Members of the Australian and New Zealand Children's Commissioners Guardians and Advocates First Nations Caucus said in a statement on Tuesday they are "collectively urging governments to finally listen, act, and uphold the rights of the children and young people they are obligated to protect".
The joint statement noted that across the country, "we are witnessing a disturbing erosion of hard-won safeguards – protections grounded in international law – that intended to shield Aboriginal and Torres Strait Islander children from institutional harm".
The advocates noted regressive changes that lower the age of criminal responsibility, increase the likelihood of children being imprisoned, and reduce access to diversionary alternatives "not only breach children's rights, but undermine government commitments to Closing the Gap".
Northern Territory Children's Commissioner Shahleena Musk said: "Aboriginal and Torres Strait Islander children must have their human rights protected, respected and upheld.
"Our children cannot wait any longer for the Government to act on earlier promises to ensure their human rights are protected," she said.
South Australia's Guardian for Children and Young People Shona Reid stressed the need for substantial reform.
"We cannot continue to tinker at the edges while children are being harmed in systems designed to help them. It is not a lack of evidence holding us back - it is a lack of will," she said.
The First Nations Caucus said evidence is unambiguous: the earlier a child is drawn into the justice system, the more likely they are to be criminalised for life.

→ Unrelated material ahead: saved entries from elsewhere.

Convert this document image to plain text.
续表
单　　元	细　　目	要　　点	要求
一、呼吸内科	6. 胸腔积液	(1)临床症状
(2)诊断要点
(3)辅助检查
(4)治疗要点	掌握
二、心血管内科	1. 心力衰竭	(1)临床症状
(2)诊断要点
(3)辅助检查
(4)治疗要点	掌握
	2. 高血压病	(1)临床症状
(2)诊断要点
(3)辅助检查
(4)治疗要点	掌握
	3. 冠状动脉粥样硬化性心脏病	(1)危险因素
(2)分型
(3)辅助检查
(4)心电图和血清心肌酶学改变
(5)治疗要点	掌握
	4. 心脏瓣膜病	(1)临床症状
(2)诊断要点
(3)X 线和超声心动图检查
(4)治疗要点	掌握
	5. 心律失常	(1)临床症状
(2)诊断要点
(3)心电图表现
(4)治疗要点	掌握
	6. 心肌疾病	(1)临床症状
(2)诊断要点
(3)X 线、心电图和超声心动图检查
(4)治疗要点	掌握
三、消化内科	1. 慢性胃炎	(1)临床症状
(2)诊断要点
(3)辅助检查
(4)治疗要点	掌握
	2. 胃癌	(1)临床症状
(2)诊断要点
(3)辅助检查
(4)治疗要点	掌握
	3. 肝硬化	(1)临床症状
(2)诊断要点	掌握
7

"The current punitive approach does not rehabilitate - it retraumatises. The cost is borne not only by these children, but by communities already stretched by intergenerational injustice."
The advocates noted that Australian governments - state, federal and territory - are legally bound to uphold and protect the rights of Aboriginal and Torres Strait Islander children through their ratification of the United Nations Convention on the Rights of the Child (UNCRC) and other international instruments.
"These are not symbolic gestures. They are binding commitments. And yet, those commitments ring hollow when Aboriginal and Torres Strait Islander children are left behind or locked away. Aboriginal and Torres Strait Islander children, families and communities continue to contribute to numerous Royal Commissions, inquiries and reports that make tangible recommendations for change."
The First Nations Caucus urged governments across the country to work with communities and leaders alike to implement outstanding recommendations to achieve meaningful outcomes for Aboriginal and Torres Strait Islander children.
"Our children cannot wait any longer," the joint statement said.
First Nations Caucus members called on the federal government to take immediate action and ensure states and territories are held to account to their commitments to national agreements and implement the recommendations made in Help Way Earlier, including: urgently establishing a Minister for Children; protecting children's rights by incorporating the UNCRC into domestic law in Australia through a National Children's Act as well as a Federal Human Rights Act; and establishing a Ministerial Council for Child Wellbeing.
As part of the Justice Reform Initiative's Reintegration Puzzle conference (24 – 26 June) the group will attend a community roundtable on youth justice on Tuesday afternoon to hear directly from community representatives about solutions to the ongoing and unacceptable overrepresentation of Aboriginal and Torres Strait Islander children in the youth justice system.
First Nations Caucus members are urging the government to listen to community, and back evidence based, community-led solutions that keep children connected to their communities, their family and culture.